Según Carlos Alberto Montaner, “la Casa Blanca debe escuchar a los legisladores norteamericanos de origen cubano y no necesariamente a los empresarios”, entre ellos los más “celebres” personajes de la mafia anticubana que han hecho carrera política y dinero hablando en contra de la Revolución más que de los problemas que tienen sus electores, entre ellos el senador demócrata Bob Menéndez, los senadores republicanos Marco Rubio y Ted Cruz, los congresistas demócratas Albio Sires y Joe García, y los congresistas republicanos Ileana Ros y Mario Díaz Balart.

Hace más de veinte años que en la Asamblea General de las Naciones Unidas, el mundo rechaza el criminal Bloqueo comercial, económico y financiero de Estados Unidos contra Cuba y es precisamente la posición de la mafia anticubana la que presiona y cabildea en el Congreso para que permanezca inamovible.

Nada de esto ha logrado retrotraer a Cuba al pasado oprobioso cuando el embajador norteamericano decidía en la política interna. Por eso los firmantes de esa carta proponen un cambio para lograr el añorado derrumbe.

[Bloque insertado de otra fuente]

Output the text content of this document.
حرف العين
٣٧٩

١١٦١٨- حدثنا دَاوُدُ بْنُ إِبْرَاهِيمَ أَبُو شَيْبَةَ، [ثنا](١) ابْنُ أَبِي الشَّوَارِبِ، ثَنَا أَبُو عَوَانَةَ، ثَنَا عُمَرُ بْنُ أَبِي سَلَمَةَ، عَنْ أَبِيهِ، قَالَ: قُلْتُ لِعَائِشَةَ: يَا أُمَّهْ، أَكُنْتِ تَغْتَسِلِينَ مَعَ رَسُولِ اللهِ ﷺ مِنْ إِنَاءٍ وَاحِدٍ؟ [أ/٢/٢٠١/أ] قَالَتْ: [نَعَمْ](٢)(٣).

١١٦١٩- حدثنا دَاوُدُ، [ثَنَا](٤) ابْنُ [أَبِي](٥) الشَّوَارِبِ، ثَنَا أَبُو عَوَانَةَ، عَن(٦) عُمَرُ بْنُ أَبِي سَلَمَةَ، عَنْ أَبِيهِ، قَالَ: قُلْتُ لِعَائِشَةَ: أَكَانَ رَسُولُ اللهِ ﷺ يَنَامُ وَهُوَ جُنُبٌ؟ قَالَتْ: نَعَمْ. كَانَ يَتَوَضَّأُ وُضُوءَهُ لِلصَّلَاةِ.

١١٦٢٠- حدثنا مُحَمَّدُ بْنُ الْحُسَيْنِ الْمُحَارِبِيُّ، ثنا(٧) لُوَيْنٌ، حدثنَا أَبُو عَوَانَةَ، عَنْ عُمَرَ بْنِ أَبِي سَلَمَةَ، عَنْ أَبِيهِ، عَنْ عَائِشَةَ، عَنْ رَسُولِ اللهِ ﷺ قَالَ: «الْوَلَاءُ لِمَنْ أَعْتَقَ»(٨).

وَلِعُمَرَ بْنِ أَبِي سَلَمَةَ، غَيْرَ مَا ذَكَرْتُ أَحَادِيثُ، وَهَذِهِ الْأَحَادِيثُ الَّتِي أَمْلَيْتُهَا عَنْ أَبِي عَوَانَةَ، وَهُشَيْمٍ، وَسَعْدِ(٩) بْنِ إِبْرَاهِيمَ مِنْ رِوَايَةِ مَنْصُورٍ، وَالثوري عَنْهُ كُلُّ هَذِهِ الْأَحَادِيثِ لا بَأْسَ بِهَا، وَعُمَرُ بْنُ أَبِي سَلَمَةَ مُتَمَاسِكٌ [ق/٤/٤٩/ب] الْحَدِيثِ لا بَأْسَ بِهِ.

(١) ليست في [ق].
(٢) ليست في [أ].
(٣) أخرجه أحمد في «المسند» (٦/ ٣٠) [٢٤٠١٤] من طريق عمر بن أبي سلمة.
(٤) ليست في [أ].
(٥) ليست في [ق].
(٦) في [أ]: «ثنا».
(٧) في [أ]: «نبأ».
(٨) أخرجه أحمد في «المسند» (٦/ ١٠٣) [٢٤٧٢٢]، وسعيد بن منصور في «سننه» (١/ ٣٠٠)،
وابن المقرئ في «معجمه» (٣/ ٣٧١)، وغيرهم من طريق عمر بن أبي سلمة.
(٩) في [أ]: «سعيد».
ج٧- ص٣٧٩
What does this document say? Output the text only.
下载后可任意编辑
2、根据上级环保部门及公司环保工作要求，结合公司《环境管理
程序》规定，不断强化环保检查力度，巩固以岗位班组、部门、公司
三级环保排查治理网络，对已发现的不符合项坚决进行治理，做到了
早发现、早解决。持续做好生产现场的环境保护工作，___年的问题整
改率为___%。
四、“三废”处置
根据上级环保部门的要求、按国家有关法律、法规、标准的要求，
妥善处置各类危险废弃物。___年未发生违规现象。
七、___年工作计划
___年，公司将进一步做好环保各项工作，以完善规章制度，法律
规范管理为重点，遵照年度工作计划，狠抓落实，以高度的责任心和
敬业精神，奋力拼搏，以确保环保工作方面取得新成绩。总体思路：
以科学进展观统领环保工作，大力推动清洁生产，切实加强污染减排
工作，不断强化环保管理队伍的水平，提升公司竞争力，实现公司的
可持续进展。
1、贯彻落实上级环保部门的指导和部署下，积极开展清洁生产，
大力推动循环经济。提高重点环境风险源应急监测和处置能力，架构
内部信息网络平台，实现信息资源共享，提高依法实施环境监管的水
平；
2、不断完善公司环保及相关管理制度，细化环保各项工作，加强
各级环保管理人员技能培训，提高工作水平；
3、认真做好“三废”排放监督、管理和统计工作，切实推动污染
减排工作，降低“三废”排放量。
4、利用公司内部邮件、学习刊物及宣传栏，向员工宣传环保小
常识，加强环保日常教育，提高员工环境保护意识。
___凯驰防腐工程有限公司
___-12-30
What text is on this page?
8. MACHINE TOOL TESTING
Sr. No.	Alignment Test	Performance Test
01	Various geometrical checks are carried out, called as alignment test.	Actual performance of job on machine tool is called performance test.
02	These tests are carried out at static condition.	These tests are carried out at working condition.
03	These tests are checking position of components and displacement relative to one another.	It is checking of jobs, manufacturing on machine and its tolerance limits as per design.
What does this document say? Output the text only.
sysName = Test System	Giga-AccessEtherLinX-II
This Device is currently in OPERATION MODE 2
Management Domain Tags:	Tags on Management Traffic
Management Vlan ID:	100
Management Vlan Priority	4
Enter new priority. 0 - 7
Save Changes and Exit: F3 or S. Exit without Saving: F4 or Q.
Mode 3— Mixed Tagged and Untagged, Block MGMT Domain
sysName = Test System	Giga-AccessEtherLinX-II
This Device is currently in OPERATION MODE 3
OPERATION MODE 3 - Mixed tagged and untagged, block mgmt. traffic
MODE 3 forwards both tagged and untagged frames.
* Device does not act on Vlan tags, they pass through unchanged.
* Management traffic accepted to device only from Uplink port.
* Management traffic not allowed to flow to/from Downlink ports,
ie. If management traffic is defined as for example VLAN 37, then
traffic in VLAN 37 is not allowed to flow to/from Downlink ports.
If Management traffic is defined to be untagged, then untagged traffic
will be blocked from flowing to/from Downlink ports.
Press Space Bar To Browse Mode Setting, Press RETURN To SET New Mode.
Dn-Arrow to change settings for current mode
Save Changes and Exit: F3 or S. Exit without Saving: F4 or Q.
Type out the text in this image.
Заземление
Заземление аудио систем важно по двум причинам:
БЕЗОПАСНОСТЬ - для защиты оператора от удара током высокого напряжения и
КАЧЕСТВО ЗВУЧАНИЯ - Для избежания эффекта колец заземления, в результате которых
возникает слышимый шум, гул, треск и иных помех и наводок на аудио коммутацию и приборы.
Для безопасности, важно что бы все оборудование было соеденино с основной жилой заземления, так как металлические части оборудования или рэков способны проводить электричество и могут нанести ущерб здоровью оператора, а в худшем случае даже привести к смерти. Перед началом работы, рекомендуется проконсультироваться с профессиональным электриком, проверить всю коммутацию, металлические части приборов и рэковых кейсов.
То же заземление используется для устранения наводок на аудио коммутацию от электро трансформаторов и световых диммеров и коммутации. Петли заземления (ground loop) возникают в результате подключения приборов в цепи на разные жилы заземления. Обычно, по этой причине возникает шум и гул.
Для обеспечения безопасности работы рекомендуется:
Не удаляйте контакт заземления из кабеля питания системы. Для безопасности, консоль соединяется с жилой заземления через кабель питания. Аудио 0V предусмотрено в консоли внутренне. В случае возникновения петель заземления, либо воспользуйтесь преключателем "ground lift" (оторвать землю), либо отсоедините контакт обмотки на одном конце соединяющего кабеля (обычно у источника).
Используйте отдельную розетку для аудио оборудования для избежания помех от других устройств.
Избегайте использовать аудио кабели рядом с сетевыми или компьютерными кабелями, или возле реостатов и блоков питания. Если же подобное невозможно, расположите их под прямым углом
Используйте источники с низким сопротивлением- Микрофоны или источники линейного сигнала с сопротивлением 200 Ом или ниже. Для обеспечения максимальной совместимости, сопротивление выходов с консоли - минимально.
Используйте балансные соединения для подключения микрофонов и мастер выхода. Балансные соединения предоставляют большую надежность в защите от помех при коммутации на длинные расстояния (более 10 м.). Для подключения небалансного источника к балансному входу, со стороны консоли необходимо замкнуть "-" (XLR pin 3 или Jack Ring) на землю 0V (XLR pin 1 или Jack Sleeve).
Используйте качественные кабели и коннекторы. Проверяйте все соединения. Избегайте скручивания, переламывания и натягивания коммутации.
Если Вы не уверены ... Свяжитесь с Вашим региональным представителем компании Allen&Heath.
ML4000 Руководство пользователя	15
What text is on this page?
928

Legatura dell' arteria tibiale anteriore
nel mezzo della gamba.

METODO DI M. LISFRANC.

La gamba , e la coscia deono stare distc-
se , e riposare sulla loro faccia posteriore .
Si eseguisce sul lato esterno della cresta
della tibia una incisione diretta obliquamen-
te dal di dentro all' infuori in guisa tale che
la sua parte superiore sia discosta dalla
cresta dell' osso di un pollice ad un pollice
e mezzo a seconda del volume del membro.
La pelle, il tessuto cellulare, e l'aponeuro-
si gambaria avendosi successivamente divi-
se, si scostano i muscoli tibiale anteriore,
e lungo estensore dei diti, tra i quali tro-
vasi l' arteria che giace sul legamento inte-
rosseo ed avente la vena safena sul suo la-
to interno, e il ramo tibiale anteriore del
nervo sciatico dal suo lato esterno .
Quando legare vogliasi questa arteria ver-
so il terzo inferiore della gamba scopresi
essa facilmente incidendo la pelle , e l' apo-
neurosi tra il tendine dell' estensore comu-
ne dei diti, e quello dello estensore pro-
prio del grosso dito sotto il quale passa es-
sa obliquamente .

Para todo el que sepa leer y escribir, ni John Adams, Brigadier General del ejército norteamericano, ex vice jefe militar ante la OTAN y ex asistente del vice jefe del equipo de inteligencia del ejercito yanqui; ni Joe Arriola, ex gerente de la ciudad de Miami; ni Bruce Babbitt, ex gobernador de Arizona; ni Harriet Babbitt, ex embajador de Estados Unidos ante la OEA; ni Vicki Huddleston y Michael Parmly, quienes fueran jefes de la Sección de Intereses de Estados Unidos en La Habana que apoyaron a la contrarrevolución interna en Cuba, ni el mismo John Negroponte, ex subsecretario de Estado y ex jefe del Directorado Nacional de Inteligencia, pueden desear nada bueno para el socialismo cubano.

Se trata solo de un cambio de estrategia en su afán ponerle punto final a la Revolución, pero ante tantos fracasos acumulados, los retrógrados de Miami temen con toda razón que les pueda volver a salir mal y al final los que vayan por lana terminen trasquilados.